„Ich lade gern mir Gäste ein“

von Redaktion

Statt eines Opernabends gibt es diesmal eine Operetten-Gala auf Schloss Amerang

Amerang – Immer gern lädt Ortholf von Crailsheim sich für seine Opernfestspiele auf Schloss Amerang die Sänger aus „Oper im Berg“ mit dem Intendanten Ingo Kolonerics ein. Diesmal wurde „Ich lade gern mir Gäste ein“ auch gesungen – die Opernsänger Operetten-Arien, vornehmlich von Johann Strauß und Franz Lehár. Ein Experiment, wenn nicht sogar Wagnis: Nicht alle Opernsänger können per se schon Operette. Dazu gehören Mimik, tanzfreudige Bewegungen, geschmeidige Stimmführung, Charme und schmunzelnde Publikumsbetörung.

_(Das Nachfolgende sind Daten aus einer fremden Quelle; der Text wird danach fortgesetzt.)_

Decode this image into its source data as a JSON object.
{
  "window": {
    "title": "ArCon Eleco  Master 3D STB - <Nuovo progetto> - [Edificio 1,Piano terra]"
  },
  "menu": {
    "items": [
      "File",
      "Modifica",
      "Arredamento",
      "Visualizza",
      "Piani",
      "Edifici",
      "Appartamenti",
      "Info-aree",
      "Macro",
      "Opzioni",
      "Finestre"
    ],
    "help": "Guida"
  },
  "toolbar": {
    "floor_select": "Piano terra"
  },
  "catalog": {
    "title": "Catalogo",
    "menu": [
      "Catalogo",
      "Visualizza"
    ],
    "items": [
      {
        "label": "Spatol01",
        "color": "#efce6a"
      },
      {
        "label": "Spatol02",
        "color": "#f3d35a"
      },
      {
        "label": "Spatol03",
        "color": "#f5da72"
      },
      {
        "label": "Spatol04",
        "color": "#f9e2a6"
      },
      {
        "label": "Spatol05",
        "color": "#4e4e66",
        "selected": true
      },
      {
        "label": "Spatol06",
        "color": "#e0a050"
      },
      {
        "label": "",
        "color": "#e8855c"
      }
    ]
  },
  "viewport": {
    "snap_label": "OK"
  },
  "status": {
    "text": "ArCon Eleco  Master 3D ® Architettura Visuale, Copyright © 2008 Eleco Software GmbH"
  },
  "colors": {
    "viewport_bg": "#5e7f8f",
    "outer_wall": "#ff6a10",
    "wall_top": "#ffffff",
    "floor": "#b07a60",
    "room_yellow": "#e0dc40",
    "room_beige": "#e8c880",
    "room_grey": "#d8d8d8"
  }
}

Das Opern-Miniorchester unter der Leitung von Marco Moresco tat sich diesmal schwerer, vor allem mit der Walzer-Rhythmik. Die Pauke war oft zu dominant, statt eines Kontrabasses spielte eine Basstuba, was den Ton dicker machte. Aber die Geigen schwelgten und die Holzbläser sangen präzise, sodass die Ouvertüren zum „Zigeunerbaron“ und Wiener Blut“ sowie der Donau-Walzer hinlänglich gefielen. Die Miyazaki-Sisters brachten mit der energisch gespielten hochvirtuosen „Passacaglia“ von Johan Halvorsen das Publikum zum Jubeln.

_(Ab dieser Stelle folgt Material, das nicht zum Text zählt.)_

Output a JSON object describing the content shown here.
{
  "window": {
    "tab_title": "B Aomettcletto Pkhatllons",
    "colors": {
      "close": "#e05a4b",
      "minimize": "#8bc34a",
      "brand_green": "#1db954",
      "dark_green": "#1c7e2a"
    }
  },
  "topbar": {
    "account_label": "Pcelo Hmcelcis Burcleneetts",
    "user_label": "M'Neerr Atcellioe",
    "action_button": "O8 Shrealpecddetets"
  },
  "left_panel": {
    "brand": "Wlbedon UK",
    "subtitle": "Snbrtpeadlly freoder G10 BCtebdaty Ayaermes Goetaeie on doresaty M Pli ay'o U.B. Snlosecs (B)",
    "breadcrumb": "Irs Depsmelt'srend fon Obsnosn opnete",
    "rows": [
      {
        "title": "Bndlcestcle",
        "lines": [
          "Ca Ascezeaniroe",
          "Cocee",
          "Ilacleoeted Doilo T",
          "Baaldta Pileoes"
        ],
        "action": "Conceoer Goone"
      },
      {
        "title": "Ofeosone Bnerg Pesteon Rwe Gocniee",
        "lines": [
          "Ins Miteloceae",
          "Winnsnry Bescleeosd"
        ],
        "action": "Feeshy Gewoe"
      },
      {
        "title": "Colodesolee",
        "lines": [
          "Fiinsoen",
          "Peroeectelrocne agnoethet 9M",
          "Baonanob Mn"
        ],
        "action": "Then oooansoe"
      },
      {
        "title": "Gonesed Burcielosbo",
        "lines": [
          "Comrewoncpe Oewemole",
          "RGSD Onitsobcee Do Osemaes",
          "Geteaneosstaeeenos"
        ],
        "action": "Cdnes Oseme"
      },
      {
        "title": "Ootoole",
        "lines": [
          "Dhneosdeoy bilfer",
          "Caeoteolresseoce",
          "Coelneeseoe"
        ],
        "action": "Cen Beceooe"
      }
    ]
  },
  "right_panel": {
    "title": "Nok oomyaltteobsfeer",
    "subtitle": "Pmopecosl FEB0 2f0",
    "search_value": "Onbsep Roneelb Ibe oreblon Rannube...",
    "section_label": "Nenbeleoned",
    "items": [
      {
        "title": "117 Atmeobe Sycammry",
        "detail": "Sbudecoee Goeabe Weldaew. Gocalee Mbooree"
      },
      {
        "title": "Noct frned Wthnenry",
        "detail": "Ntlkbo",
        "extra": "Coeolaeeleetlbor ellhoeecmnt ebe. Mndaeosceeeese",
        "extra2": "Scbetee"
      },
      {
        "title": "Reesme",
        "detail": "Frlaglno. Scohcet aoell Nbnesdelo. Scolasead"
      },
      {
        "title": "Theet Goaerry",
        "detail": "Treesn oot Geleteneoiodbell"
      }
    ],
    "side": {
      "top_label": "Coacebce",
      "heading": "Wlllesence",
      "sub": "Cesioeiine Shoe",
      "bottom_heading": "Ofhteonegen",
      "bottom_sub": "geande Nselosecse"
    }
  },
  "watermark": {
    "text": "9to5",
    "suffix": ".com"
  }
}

Komödiantisch mit einem Bierkrug in der Hand trug der schwarzbassige Vedat Dalgiran sein Trinklied „Als Büblein klein“ vor, „Dein ist mein ganzes Herz“ schmetterte Eray Tozan und noch lauter schmetterte temperamentsprall und mit gleißenden Spitzentönen Marco Antonio Lozano südamerikanische Weisen. Maria Crista Stevens erklärte auf Englisch, was es mit ihrem Lied „Sorry her lot“ aus „M.S. Pinaforte“ von Arthur Sullivan auf sich hat: nicht standesgemäße Liebe.

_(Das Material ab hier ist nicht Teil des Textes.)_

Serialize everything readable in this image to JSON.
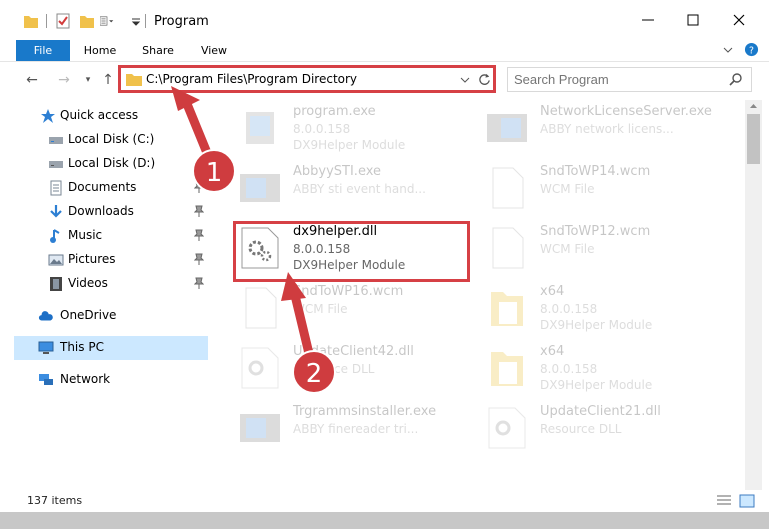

Als Prinz Orlowsky verkündete Sera Telli volltönend: „Ich lade gern mir Gäste ein“ – ein Frack oder eine Uniform hätte ihre Performance noch gesteigert. „Meine Lippen, die küssen so heiß“ versprach Francesca Mercuriali lockend und tanzend. Schelmisch-kokett und mit sauber gestanzten jauchzenden Koloraturen sang Yekang Choi „Mein Herr Marquis“ und später mit schönen Legato-Bögen eine Arie aus Puccinis „La Rondine“ (die damals vom Verleger als „schlechter Lehár“ bezeichnet wurde…). Als überragend erwies sich wieder die ukrainische Sopranistin Oleksandra Dvoriatkina: Mit Herzblut und wehmütiger Melancholie sang sie das „Vilja“-Lied“ aus „Die lustige Witwe“, jeder Ton wohlgeformt und mit Lebenswärme erfüllt, mühelos aufstrahlend die Höhe. Heiterer und leicht tanzbewegt war sie dann im Duett „Lippen schweigen“ mit Isik Belen. Der dirigierte lustigerweise mit einem Becken am Schluss das eifrig mitklatschende Publikum zum Radetzkymarsch. Das Experiment „Operette“ ist einigermaßen geglückt – jetzt fehlt nur noch eine ganze Operette, vielleicht eine von Franz Lehár, die ja die ganz großen Opernstimmen braucht.